The gross cost of all these giveaways hits around $5 trillion, before even considering the possibility that giveaways like the tips and overtime tax cuts are made permanent. But the net cost of the package, and impact on the defiict is 'only' about $3.3 trillion, per the Committee for a Responsible Federal Budget.
What makes up the difference? $698 billion comes from cuts to Medicaid; including other cuts to Affordable Care Act subsidies, the bill will deprive about 10 million people of health insurance. $559 billion comes from undoing most of the Inflation Reduction Act's credits for clean energy and electric vehicles. $350 billion comes from cuts to education, heavily focused on student loan programs and subsidies meant to make them more affordable for borrowers. $267 billion comes from food stamps, slashing the program by about 30 percent overall.
There's a lot to say about this set of priorities. The Medicaid and food stamp cuts target the most vulnerable Americans and, combined with the tax cuts for the wealthy, amount to extreme upward redistribution. The Inflation Reduction Act cuts will likely substantially increase energy prices for most Americans, while substantially increasing emissions. I know of no serious economist who thinks that many of the most expensive provisions in the bill, like deductibility of overtime income or the pass-through business deduction, are effective ways to boost economic growth.
But, at a moment where so many assumptions about politics have been overturned, the plan is not surprising. This is not a radically different Republican party newly attuned to the interests of the working class. It's not a party whose tax-cutting passions have been tempered now that their president is imposing new taxes left and right on foreign imports in the form of tariffs (and which will be borne disproportionately by lower-income Americans). It's not a party reflecting the fact that Medicaid recipients narrowly voted for Trump over Kamala Harris in 2024.
It's just the normal Reagan-Gingrich-Bush-Ryan Republican party, same as it's ever been.
Why, then, are people so eager to hear that the Republican party has changed? Part of it might be the simple fact that voters have had trouble accepting that a political party could actually be like this.

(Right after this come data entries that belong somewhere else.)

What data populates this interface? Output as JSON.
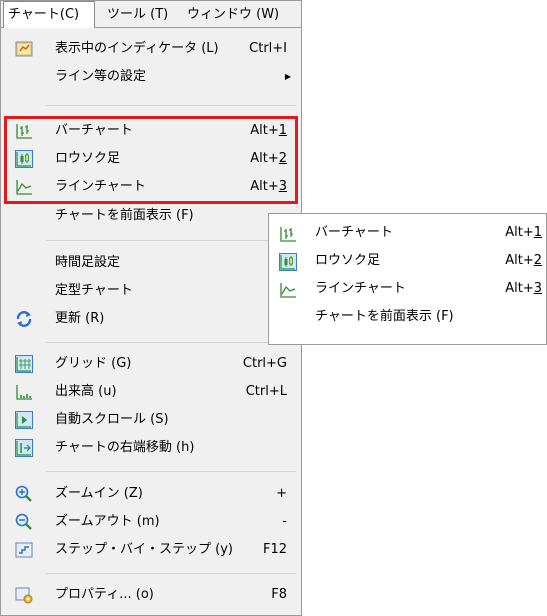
{
  "menubar": {
    "chart": "チャート(C)",
    "tools": "ツール (T)",
    "window": "ウィンドウ (W)"
  },
  "menu": {
    "indicators": {
      "label": "表示中のインディケータ (L)",
      "shortcut": "Ctrl+I"
    },
    "line_settings": {
      "label": "ライン等の設定"
    },
    "bar_chart": {
      "label": "バーチャート",
      "shortcut_prefix": "Alt+",
      "shortcut_key": "1"
    },
    "candlestick": {
      "label": "ロウソク足",
      "shortcut_prefix": "Alt+",
      "shortcut_key": "2"
    },
    "line_chart": {
      "label": "ラインチャート",
      "shortcut_prefix": "Alt+",
      "shortcut_key": "3"
    },
    "foreground": {
      "label": "チャートを前面表示 (F)"
    },
    "timeframe": {
      "label": "時間足設定"
    },
    "template": {
      "label": "定型チャート"
    },
    "refresh": {
      "label": "更新 (R)"
    },
    "grid": {
      "label": "グリッド (G)",
      "shortcut": "Ctrl+G"
    },
    "volume": {
      "label": "出来高 (u)",
      "shortcut": "Ctrl+L"
    },
    "autoscroll": {
      "label": "自動スクロール (S)"
    },
    "chart_shift": {
      "label": "チャートの右端移動 (h)"
    },
    "zoom_in": {
      "label": "ズームイン (Z)",
      "shortcut": "+"
    },
    "zoom_out": {
      "label": "ズームアウト (m)",
      "shortcut": "-"
    },
    "step": {
      "label": "ステップ・バイ・ステップ (y)",
      "shortcut": "F12"
    },
    "properties": {
      "label": "プロパティ... (o)",
      "shortcut": "F8"
    }
  },
  "submenu": {
    "bar_chart": {
      "label": "バーチャート",
      "shortcut_prefix": "Alt+",
      "shortcut_key": "1"
    },
    "candlestick": {
      "label": "ロウソク足",
      "shortcut_prefix": "Alt+",
      "shortcut_key": "2"
    },
    "line_chart": {
      "label": "ラインチャート",
      "shortcut_prefix": "Alt+",
      "shortcut_key": "3"
    },
    "foreground": {
      "label": "チャートを前面表示 (F)"
    }
  },
  "colors": {
    "highlight_border": "#e11b1b",
    "menu_bg": "#f0f0f0",
    "icon_green": "#2f8f2f",
    "icon_blue": "#2a6fd0"
  }
}
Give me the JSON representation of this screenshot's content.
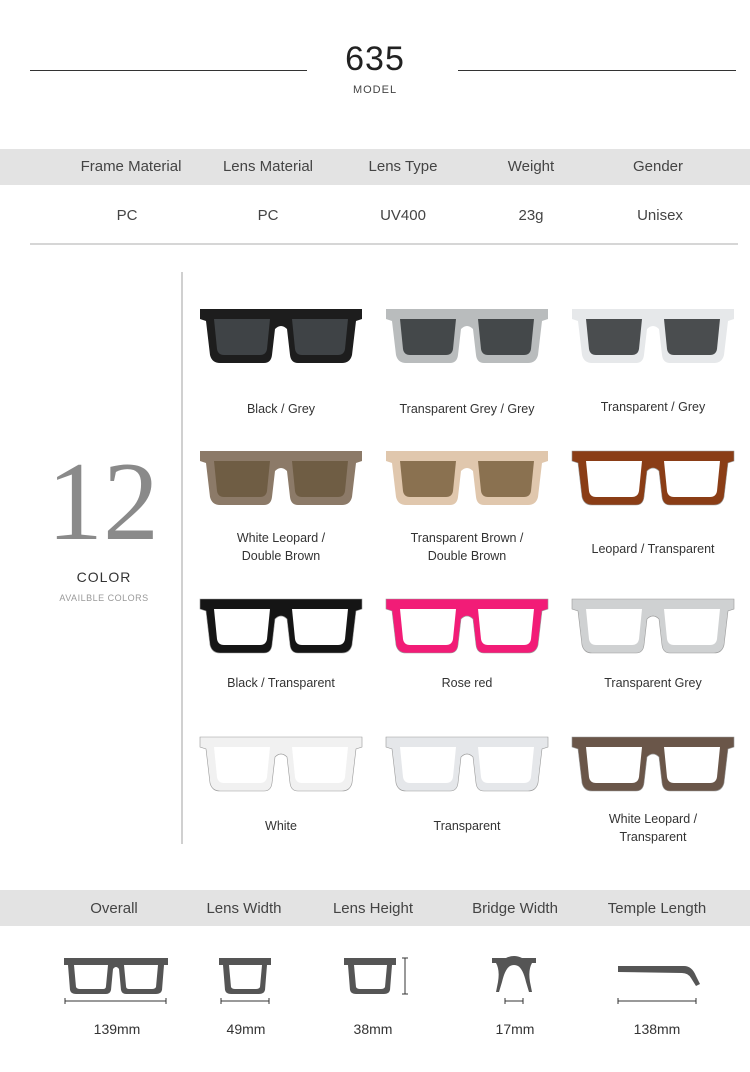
{
  "header": {
    "model_number": "635",
    "model_label": "MODEL"
  },
  "specs": {
    "headers": [
      "Frame Material",
      "Lens Material",
      "Lens Type",
      "Weight",
      "Gender"
    ],
    "values": [
      "PC",
      "PC",
      "UV400",
      "23g",
      "Unisex"
    ]
  },
  "colors": {
    "count": "12",
    "label": "COLOR",
    "sublabel": "AVAILBLE COLORS",
    "items": [
      {
        "label": "Black / Grey",
        "frame": "#1d1d1d",
        "lens": "#3f4346"
      },
      {
        "label": "Transparent Grey / Grey",
        "frame": "#b9bcbd",
        "lens": "#44484a"
      },
      {
        "label": "Transparent / Grey",
        "frame": "#e6e8ea",
        "lens": "#4a4d4f"
      },
      {
        "label": "White Leopard /\nDouble Brown",
        "frame": "#8c7a68",
        "lens": "#6f5d44"
      },
      {
        "label": "Transparent Brown /\nDouble Brown",
        "frame": "#e0c7ad",
        "lens": "#8a7150"
      },
      {
        "label": "Leopard / Transparent",
        "frame": "#8a3d16",
        "lens": "#ffffff"
      },
      {
        "label": "Black / Transparent",
        "frame": "#151515",
        "lens": "#ffffff"
      },
      {
        "label": "Rose red",
        "frame": "#f21c77",
        "lens": "#ffffff"
      },
      {
        "label": "Transparent Grey",
        "frame": "#cfd1d2",
        "lens": "#ffffff"
      },
      {
        "label": "White",
        "frame": "#f1f1f1",
        "lens": "#ffffff"
      },
      {
        "label": "Transparent",
        "frame": "#e5e7ea",
        "lens": "#ffffff"
      },
      {
        "label": "White Leopard /\nTransparent",
        "frame": "#6a5649",
        "lens": "#ffffff"
      }
    ]
  },
  "dimensions": {
    "labels": [
      "Overall",
      "Lens Width",
      "Lens Height",
      "Bridge Width",
      "Temple Length"
    ],
    "values": [
      "139mm",
      "49mm",
      "38mm",
      "17mm",
      "138mm"
    ]
  }
}
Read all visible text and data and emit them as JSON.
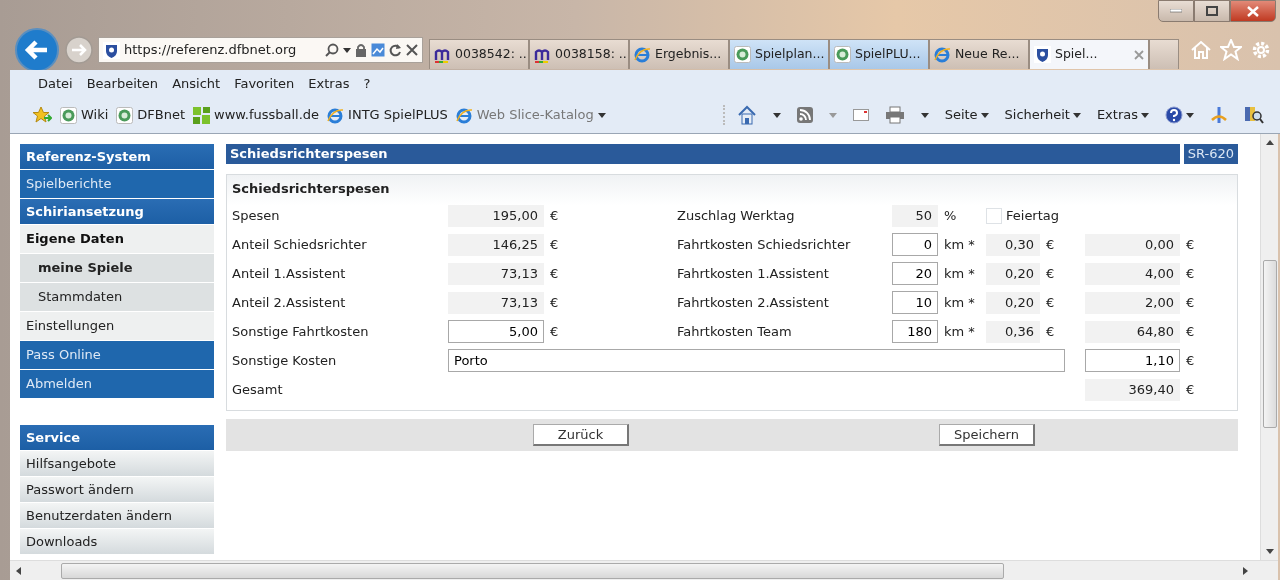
{
  "browser": {
    "address": "https://referenz.dfbnet.org",
    "tabs": [
      {
        "label": "0038542: ...",
        "kind": "mantis",
        "group": false,
        "selected": false
      },
      {
        "label": "0038158: ...",
        "kind": "mantis",
        "group": false,
        "selected": false
      },
      {
        "label": "Ergebnis...",
        "kind": "ie",
        "group": false,
        "selected": false
      },
      {
        "label": "Spielplan...",
        "kind": "dfb",
        "group": true,
        "selected": false
      },
      {
        "label": "SpielPLU...",
        "kind": "dfb",
        "group": true,
        "selected": false
      },
      {
        "label": "Neue Re...",
        "kind": "ie",
        "group": false,
        "selected": false
      },
      {
        "label": "Spiel...",
        "kind": "site",
        "group": false,
        "selected": true
      }
    ],
    "menu": [
      "Datei",
      "Bearbeiten",
      "Ansicht",
      "Favoriten",
      "Extras",
      "?"
    ],
    "favorites": [
      {
        "label": "Wiki",
        "kind": "dfb",
        "dimmed": false,
        "dropdown": false
      },
      {
        "label": "DFBnet",
        "kind": "dfb",
        "dimmed": false,
        "dropdown": false
      },
      {
        "label": "www.fussball.de",
        "kind": "green",
        "dimmed": false,
        "dropdown": false
      },
      {
        "label": "INTG SpielPLUS",
        "kind": "ie",
        "dimmed": false,
        "dropdown": false
      },
      {
        "label": "Web Slice-Katalog",
        "kind": "ie",
        "dimmed": true,
        "dropdown": true
      }
    ],
    "commands": [
      "Seite",
      "Sicherheit",
      "Extras"
    ]
  },
  "sidebar": {
    "groups": [
      {
        "items": [
          {
            "label": "Referenz-System",
            "kind": "header"
          },
          {
            "label": "Spielberichte",
            "kind": "link"
          },
          {
            "label": "Schiriansetzung",
            "kind": "header"
          },
          {
            "label": "Eigene Daten",
            "kind": "section"
          },
          {
            "label": "meine Spiele",
            "kind": "sub-active"
          },
          {
            "label": "Stammdaten",
            "kind": "sub"
          },
          {
            "label": "Einstellungen",
            "kind": "plain"
          },
          {
            "label": "Pass Online",
            "kind": "link"
          },
          {
            "label": "Abmelden",
            "kind": "link"
          }
        ]
      },
      {
        "items": [
          {
            "label": "Service",
            "kind": "header"
          },
          {
            "label": "Hilfsangebote",
            "kind": "item"
          },
          {
            "label": "Passwort ändern",
            "kind": "item"
          },
          {
            "label": "Benutzerdaten ändern",
            "kind": "item"
          },
          {
            "label": "Downloads",
            "kind": "item"
          }
        ]
      }
    ]
  },
  "page": {
    "title": "Schiedsrichterspesen",
    "code": "SR-620",
    "form": {
      "title": "Schiedsrichterspesen",
      "rows": [
        {
          "label": "Spesen",
          "value": {
            "kind": "readonly",
            "text": "195,00"
          },
          "unit": "€",
          "extra_label": "Zuschlag Werktag",
          "km": {
            "kind": "readonly",
            "text": "50"
          },
          "km_unit": "%",
          "checkbox": {
            "label": "Feiertag",
            "checked": false
          }
        },
        {
          "label": "Anteil Schiedsrichter",
          "value": {
            "kind": "readonly",
            "text": "146,25"
          },
          "unit": "€",
          "extra_label": "Fahrtkosten Schiedsrichter",
          "km": {
            "kind": "input",
            "text": "0"
          },
          "km_unit": "km *",
          "rate": "0,30",
          "rate_unit": "€",
          "amount": {
            "kind": "readonly",
            "text": "0,00"
          },
          "amount_unit": "€"
        },
        {
          "label": "Anteil 1.Assistent",
          "value": {
            "kind": "readonly",
            "text": "73,13"
          },
          "unit": "€",
          "extra_label": "Fahrtkosten 1.Assistent",
          "km": {
            "kind": "input",
            "text": "20"
          },
          "km_unit": "km *",
          "rate": "0,20",
          "rate_unit": "€",
          "amount": {
            "kind": "readonly",
            "text": "4,00"
          },
          "amount_unit": "€"
        },
        {
          "label": "Anteil 2.Assistent",
          "value": {
            "kind": "readonly",
            "text": "73,13"
          },
          "unit": "€",
          "extra_label": "Fahrtkosten 2.Assistent",
          "km": {
            "kind": "input",
            "text": "10"
          },
          "km_unit": "km *",
          "rate": "0,20",
          "rate_unit": "€",
          "amount": {
            "kind": "readonly",
            "text": "2,00"
          },
          "amount_unit": "€"
        },
        {
          "label": "Sonstige Fahrtkosten",
          "value": {
            "kind": "input",
            "text": "5,00"
          },
          "unit": "€",
          "extra_label": "Fahrtkosten Team",
          "km": {
            "kind": "input",
            "text": "180"
          },
          "km_unit": "km *",
          "rate": "0,36",
          "rate_unit": "€",
          "amount": {
            "kind": "readonly",
            "text": "64,80"
          },
          "amount_unit": "€"
        },
        {
          "label": "Sonstige Kosten",
          "value": {
            "kind": "wide-input",
            "text": "Porto"
          },
          "amount": {
            "kind": "input",
            "text": "1,10"
          },
          "amount_unit": "€"
        },
        {
          "label": "Gesamt",
          "amount": {
            "kind": "readonly",
            "text": "369,40"
          },
          "amount_unit": "€"
        }
      ]
    },
    "buttons": [
      "Zurück",
      "Speichern"
    ]
  }
}
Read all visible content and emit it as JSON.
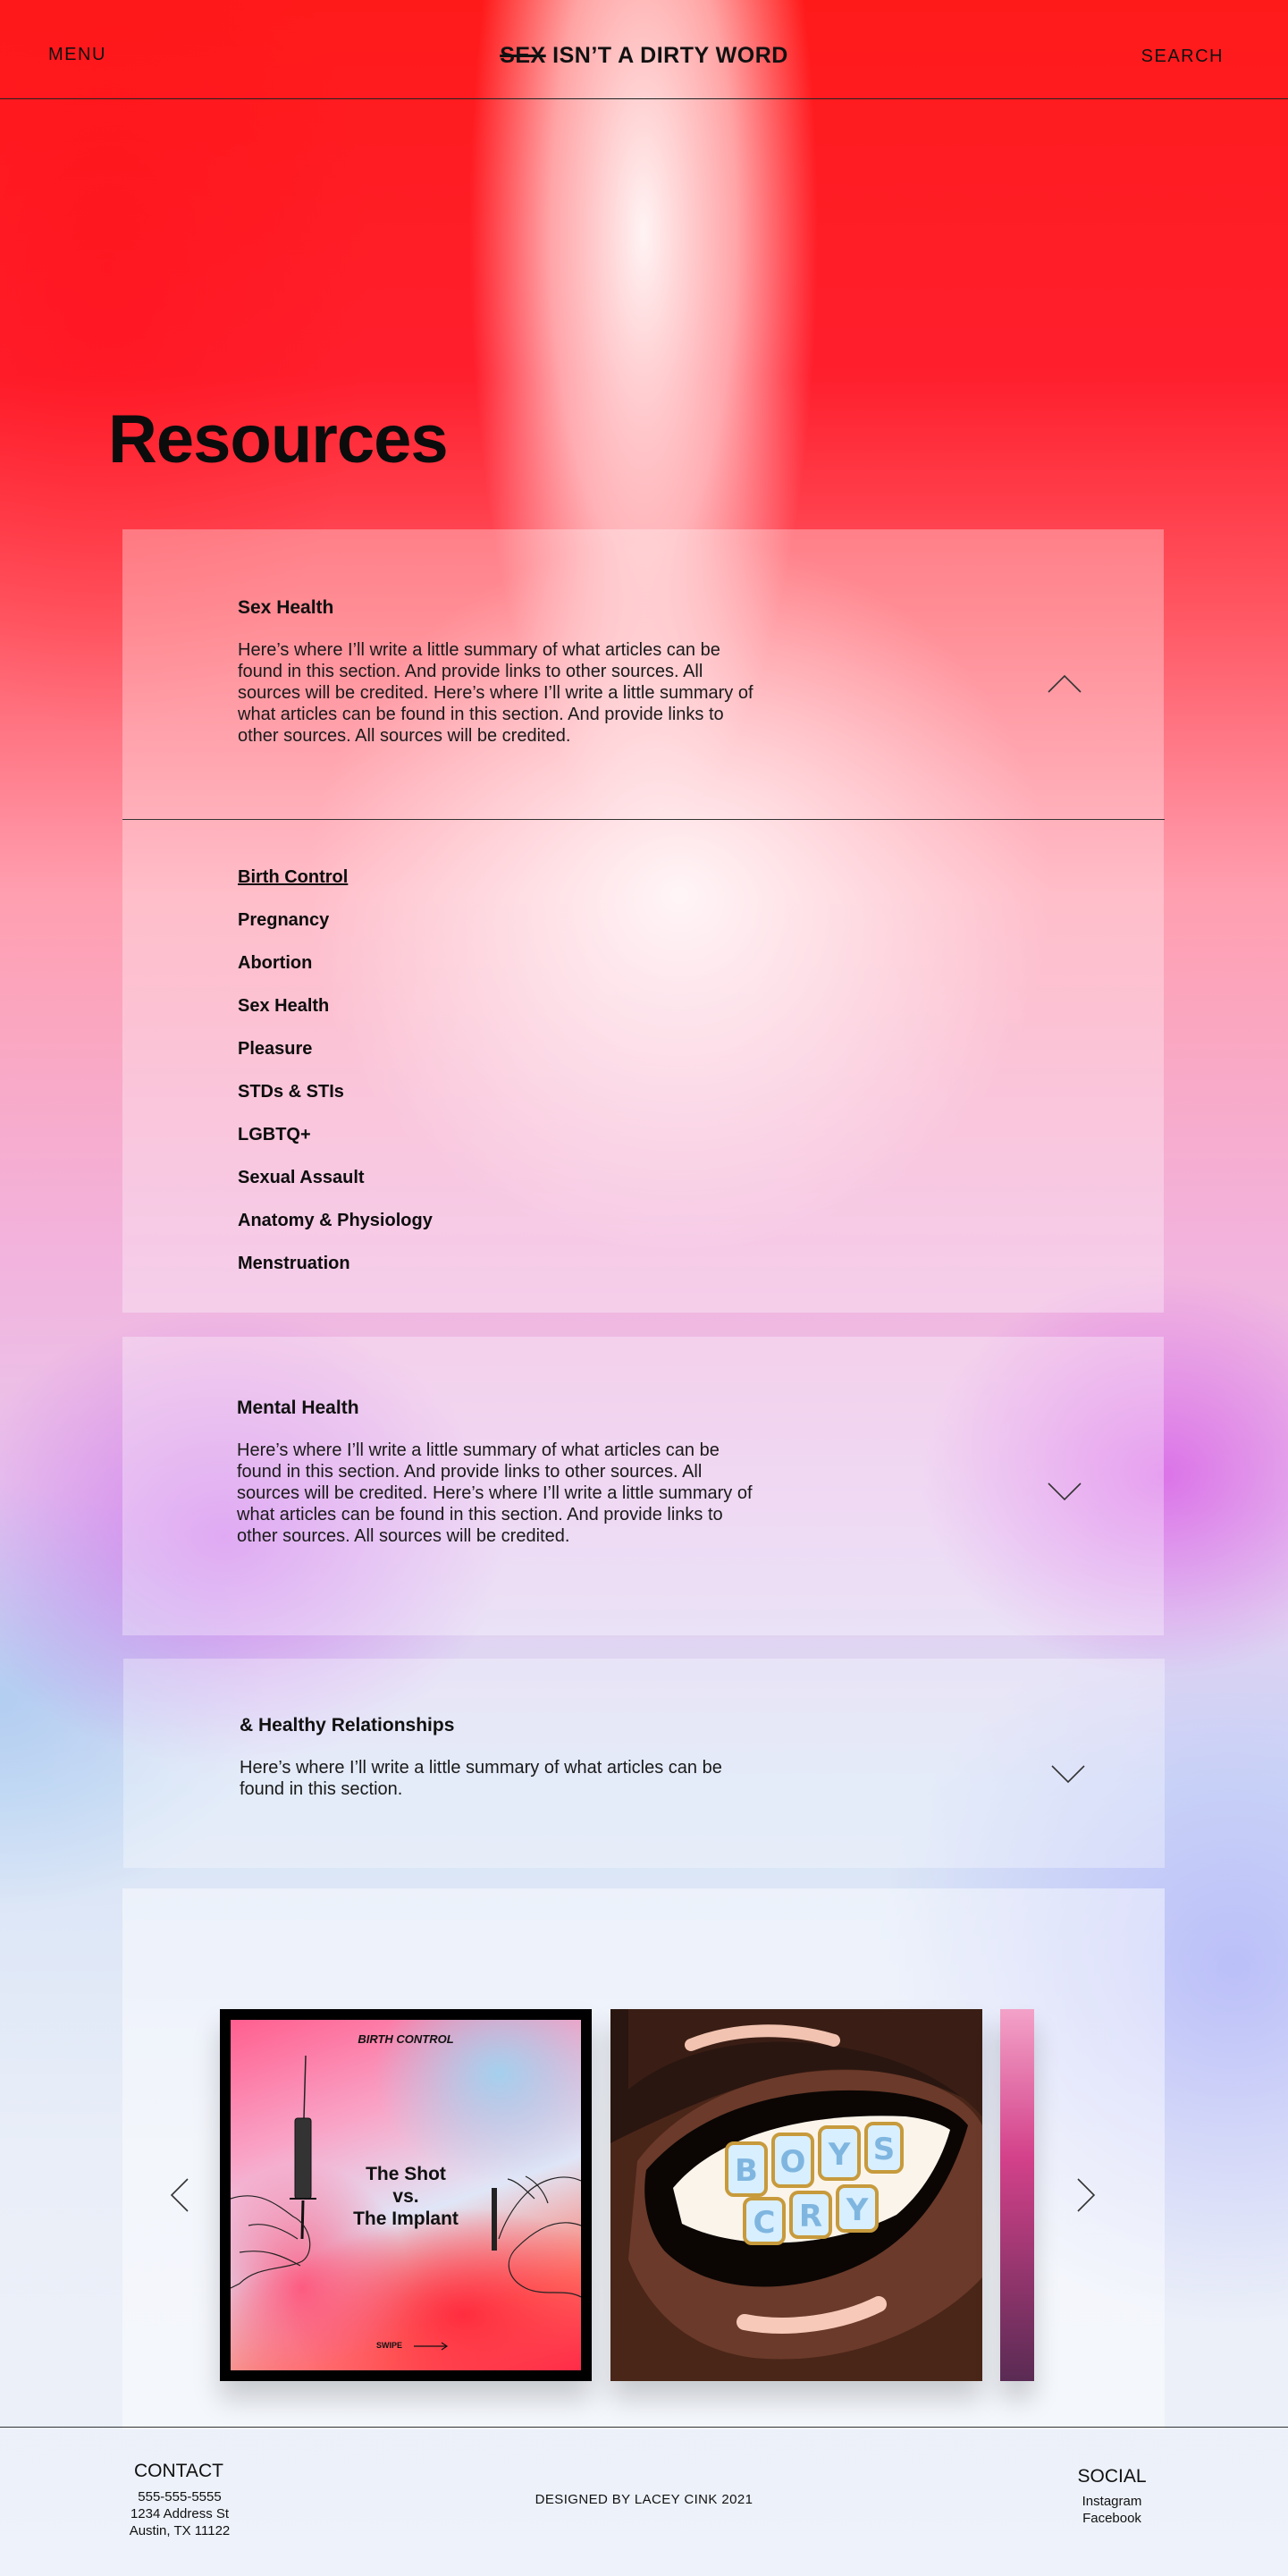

When Priorities USA, a Democratic super-PAC in the 2012 election, told a focus group that Mitt Romney wanted to slash Medicare while cutting taxes on the rich, 'the respondents simply refused to believe any politician would do such a thing,' per reporter Robert Draper.
It does sound vaguely ridiculous: It defies common sense that cutting taxes on the wealthy and funding it with spending cuts on programs for poor and working people would ever be a compelling political message, perhaps outside the extreme inflationary environment of the 1970s that birthed Reagan's presidency.
But ridiculous or not, that's the world we have. The Republican Party's budgetary views simply have not changed. They want to blow up the deficit with massive tax cuts tilted toward the rich and pay for a fraction of the cost by slashing programs for the poor. It's really that simple. It may not be exciting or brand new. But it's normal Republican policymaking, and it's back with a vengeance.